My Summer "Vacations"
Tibor R. Machan
Every summer since 1989 I have flown to Europe where I take part in a seminar on political economy organized by the Institute for Economic Studies, Europe, a classical liberal think tank in France. The objective is to familiarize students from around the globe with the principles and implications of classical liberalism-libertarianism by way of lectures by several scholars from different disciplines.
Initially students came mostly from the former Soviet bloc countries. More recently they have come from across the globe. These week-long seminars take place in various countries and are attended by about 35 students each. The language varies—some are held in French, some in English. The lecturers are philosophers, economists, historians, and legal theorists.
Aside from these seminars I also lecture around the USA and numerous countries, such as South Africa, New Zealand, Argentina, the Republic of Georgia and Armenia, mostly covering elements of liberty. What has appealed to me about these venues is just how interested and intelligent are the students who attend. Although the focus is on the free society, a great deal of time is spent on considering alternatives and challenges. While the faculty is largely in agreement about the superiority of the libertarian alternative, there are numerous disagreements as well, certainly many details to be ironed out. And, of course, there are always the traditional questions about whether it is even possible to reach firm conclusions in a complex field such as political economy.
Most of the seminars amount to a brain storming session—every lecture of about 45 minutes is followed by a Q&A for which questions are carefully prepared by the students and this then gives rise to many challenges and follow-up discussions. Even once the formal sessions are over, there follow exploration of the related ideas.
Although on and off someone jokes about these being indoctrination sessions, in fact there is wide open contribution from a great many political and economic positions. If they aren't introduced by students, the lecturers will discuss them, usually with scrupulous fairness--what's the point of dealing with critics whose views are distorted? Even those who make no bones about their commitment to certain principles have no trouble playing devil’s advocate. Aside from the several classical liberal thinkers who are routinely examined, such as Hayek, Mises, Rand, Rothbard, Friedman, Locke, Smith, Schumpeter, et al., the ideas of many others such as Habermas, Sen, Rawls, Dworkin, Sunstein and the like are also explored.

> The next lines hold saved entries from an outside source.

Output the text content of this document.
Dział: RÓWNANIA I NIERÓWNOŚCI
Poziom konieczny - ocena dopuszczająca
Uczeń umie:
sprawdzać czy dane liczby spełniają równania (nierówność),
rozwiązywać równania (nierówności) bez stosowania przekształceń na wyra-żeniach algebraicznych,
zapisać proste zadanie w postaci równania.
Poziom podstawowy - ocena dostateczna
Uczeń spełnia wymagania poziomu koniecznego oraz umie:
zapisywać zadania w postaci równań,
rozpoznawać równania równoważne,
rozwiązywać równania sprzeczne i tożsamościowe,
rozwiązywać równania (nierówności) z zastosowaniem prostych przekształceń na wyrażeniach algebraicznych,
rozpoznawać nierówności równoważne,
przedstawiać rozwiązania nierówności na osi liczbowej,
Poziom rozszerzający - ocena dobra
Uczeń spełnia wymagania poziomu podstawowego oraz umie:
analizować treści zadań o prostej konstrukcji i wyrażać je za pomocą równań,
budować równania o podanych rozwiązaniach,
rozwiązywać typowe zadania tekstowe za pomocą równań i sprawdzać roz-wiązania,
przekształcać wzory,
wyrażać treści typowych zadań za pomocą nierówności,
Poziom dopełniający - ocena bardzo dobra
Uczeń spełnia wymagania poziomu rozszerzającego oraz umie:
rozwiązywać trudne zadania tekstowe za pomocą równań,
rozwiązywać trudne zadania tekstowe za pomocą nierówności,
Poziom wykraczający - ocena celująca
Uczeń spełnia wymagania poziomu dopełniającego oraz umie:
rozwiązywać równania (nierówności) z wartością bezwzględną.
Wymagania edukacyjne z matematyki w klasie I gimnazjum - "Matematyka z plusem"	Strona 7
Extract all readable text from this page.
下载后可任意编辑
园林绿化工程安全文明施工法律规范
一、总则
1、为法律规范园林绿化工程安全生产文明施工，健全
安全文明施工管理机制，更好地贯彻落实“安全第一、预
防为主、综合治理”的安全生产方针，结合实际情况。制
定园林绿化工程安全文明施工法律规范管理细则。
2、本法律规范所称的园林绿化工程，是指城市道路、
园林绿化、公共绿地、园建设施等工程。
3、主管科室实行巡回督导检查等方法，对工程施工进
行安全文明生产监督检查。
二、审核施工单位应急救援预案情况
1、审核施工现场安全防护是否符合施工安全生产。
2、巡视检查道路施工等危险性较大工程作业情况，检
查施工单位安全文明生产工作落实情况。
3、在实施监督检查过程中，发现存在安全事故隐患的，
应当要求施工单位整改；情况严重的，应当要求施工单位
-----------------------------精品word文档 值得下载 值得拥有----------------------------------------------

I am extremely eager to take part in these seminars and for a variety of reasons (not excluding the fee I receive, which is, however, quite modest). For one, getting classical liberal ideas seriously considered is the best way to give them a chance in time to be tried out in practice. My own thinking about the issues can always use the challenge from thoughtful and seriously interested young people. I get a chance to travel and even visit the few members of my family still living in Europe. And there is also the opportunity to see how different places across the globe deal with various common and diverse human problems.
There is, of course, no guarantee that even the most competent discussion and defense of classical liberal ideas will lead to concrete results. But the chance of it is far greater when the ideas get a good run for their money.
I cannot pretend, and would not even be tempted to, that I am indifferent to the success of classical liberal-libertarian ideas, that all this is merely some kind of academic exercise to me. As far as I have been able to discern, these are the best ideas when it comes to understanding and shaping a decent, just human community. Not that it is highly likely that they will triumph but just the chance that they might is enough to keep those like me going, hammering away on the task of changing minds and hearts.